Pastorek: It didn’t seem like he was going to be able to get here.
Q: Opening night was September 15th?
Pastorek: Yeah, he was in Canada. So, all the flights were cancelled, and they were trying to figure out how to get him here. One of the people in the office just started calling corporations that he knew had private jets, and he started calling charter lines and all sorts of things, and they found one of the oil companies had a chartered plane that was already halfway to Calgary. And because it was already en route, they could allow it to continue on. The flight was going to be empty — they were going to send it back to Houston because it was empty, because these people had cancelled it — but they continued on to Calgary, picked up Graf and his wife, and were going to fly back to Houston. Except it turned out that this kind of plane had to land at Hobby Airport, and they had no international — what do you call that?
Q: Customs?
Pastorek: Yes. They had no international whatchacalit at Hobby, so they had to fly to Denver, and go through the customs in Denver, and then fly to Houston.
Q: What was it like needing to do your opening night after September 11th? Did that change the concert at all?
Pastorek: I think we changed some of the programming, but minor things.
Q: Was there any sense that you shouldn’t be doing it, or that it was frivolous?
Pastorek: No, no. It wasn’t. It was something that we had to do. You don’t stop doing stuff like that because of a bunch of crazies. You do more of it, in spite of them.
Q: And you had a nice full house?
Pastorek: Yes. Packed.
Q: And did you do everything as usual? Were there larger security concerns?
Pastorek: A little bit larger, a little bit better security.
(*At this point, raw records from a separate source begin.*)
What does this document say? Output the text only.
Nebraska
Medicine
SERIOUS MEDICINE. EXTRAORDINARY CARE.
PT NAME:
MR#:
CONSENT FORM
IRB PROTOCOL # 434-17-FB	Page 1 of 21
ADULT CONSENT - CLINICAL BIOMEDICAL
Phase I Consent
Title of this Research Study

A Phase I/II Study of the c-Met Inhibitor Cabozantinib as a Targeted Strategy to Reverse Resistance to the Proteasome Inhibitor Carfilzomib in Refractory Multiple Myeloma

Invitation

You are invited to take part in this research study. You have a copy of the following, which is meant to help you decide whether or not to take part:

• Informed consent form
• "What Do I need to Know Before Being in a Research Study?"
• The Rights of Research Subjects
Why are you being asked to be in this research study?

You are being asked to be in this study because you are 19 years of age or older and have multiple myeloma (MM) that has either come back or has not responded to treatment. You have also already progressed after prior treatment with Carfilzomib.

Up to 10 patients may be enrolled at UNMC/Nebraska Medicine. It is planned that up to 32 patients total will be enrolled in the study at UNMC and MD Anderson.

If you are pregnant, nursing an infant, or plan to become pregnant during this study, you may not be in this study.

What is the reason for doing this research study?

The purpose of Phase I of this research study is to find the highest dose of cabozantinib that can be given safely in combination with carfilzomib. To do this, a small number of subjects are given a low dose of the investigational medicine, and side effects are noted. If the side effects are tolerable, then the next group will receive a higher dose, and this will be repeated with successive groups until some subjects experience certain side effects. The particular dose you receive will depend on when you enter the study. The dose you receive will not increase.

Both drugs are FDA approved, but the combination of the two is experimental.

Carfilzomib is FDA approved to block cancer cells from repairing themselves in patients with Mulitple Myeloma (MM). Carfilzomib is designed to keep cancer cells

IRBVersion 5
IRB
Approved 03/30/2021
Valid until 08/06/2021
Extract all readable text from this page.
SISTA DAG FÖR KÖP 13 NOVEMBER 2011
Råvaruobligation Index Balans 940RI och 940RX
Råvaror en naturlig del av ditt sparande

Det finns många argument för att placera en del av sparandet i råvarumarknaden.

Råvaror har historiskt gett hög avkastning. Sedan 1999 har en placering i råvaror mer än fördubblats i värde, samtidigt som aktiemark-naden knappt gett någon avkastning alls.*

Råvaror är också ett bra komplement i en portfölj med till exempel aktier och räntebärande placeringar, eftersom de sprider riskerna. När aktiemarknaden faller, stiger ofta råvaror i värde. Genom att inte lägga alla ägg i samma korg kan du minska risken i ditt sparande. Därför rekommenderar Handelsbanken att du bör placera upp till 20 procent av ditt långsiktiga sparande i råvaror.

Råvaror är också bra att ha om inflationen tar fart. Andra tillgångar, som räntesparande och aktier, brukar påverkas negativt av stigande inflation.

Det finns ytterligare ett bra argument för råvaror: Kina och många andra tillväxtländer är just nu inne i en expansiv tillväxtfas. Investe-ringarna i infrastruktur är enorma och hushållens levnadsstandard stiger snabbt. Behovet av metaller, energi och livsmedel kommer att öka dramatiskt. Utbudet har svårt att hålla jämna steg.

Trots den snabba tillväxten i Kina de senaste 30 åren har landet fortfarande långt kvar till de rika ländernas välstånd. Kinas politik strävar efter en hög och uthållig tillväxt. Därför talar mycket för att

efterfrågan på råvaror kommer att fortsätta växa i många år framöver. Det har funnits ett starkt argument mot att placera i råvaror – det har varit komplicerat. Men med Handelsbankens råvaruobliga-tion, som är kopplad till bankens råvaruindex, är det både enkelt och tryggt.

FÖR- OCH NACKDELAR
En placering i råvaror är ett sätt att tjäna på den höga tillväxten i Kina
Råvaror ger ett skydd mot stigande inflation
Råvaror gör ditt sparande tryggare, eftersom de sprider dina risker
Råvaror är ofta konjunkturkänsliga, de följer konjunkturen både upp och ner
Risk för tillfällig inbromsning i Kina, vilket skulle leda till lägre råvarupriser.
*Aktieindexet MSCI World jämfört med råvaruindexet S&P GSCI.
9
There’s a funny story: the following weekend, at a Sunday matinee, one of our cellists — she’s Korean, and her ex-husband is German — her son, who is probably twenty-seven or twenty-eight years old, was at the concert. He walked into the theater, and sat down, and his seat was on that wheelchair aisle, the wider aisle in the middle of the theater. He sat down — this is before the concert — took his coat off and laid it on the seat beside him, then got up and walked back out again. He went to get a drink of water. The people around him called the police, called security. They said that he looked like an Arab, and he did something strange with his coat, hid something underneath it, then walked out. So they came in looking for a bomb.
Q: Oh no.
Pastorek: So this guy is half Korean, half German, and they thought he was an Arab.
Q: He didn’t get arrested or anything, did he?
Pastorek: No, no. They just talked to him. He thought it was hilarious.
Q: Is it pretty amazing that the season started back up again in time after last year’s flood?
Pastorek: I expected it to.
Q: You did? There wasn’t a point at which you thought it was going to have to wait another month or so?
Pastorek: No. If it wasn’t at Jones Hall, it would have been somewhere else.
Q: So where are you guys rehearsing now? Where’s musicians’ storage and dressing rooms and….
Pastorek: We rehearse on the stage at Jones Hall. Our dressing rooms are reopened as of this weekend. Right now, they’re putting together a plan to rebuild the library up on the second level. It’s going to be a combination of above the stage and in the lobby. They’re reconstructing everything up there. Basses are going to be on the second level, also. The percussion room may go back downstairs, they haven’t decided yet.
Q: So where’s all that stuff now, just on the stage?
Pastorek: I don’t know where the percussion stuff is. Our basses are in a temporary room upstairs. The library is at the librarian’s house.
Q: How much of the library did you end up saving?
Pastorek: They got all of it, but whether it’s going to be useable or not — well, it won’t be useable, but they’ll be able to get markings out of it.
Q: Right. They’re doing that NASA thing?
Pastorek: Yes. It’s freeze-dried and then vacuumed.
Q: And have they done any of it so far? Do they know if it’s going to work?
Pastorek: I think they got a couple boxes of papers back. They think that they’ll be able to just read them, you know, maybe photograph them. They’ll never be used.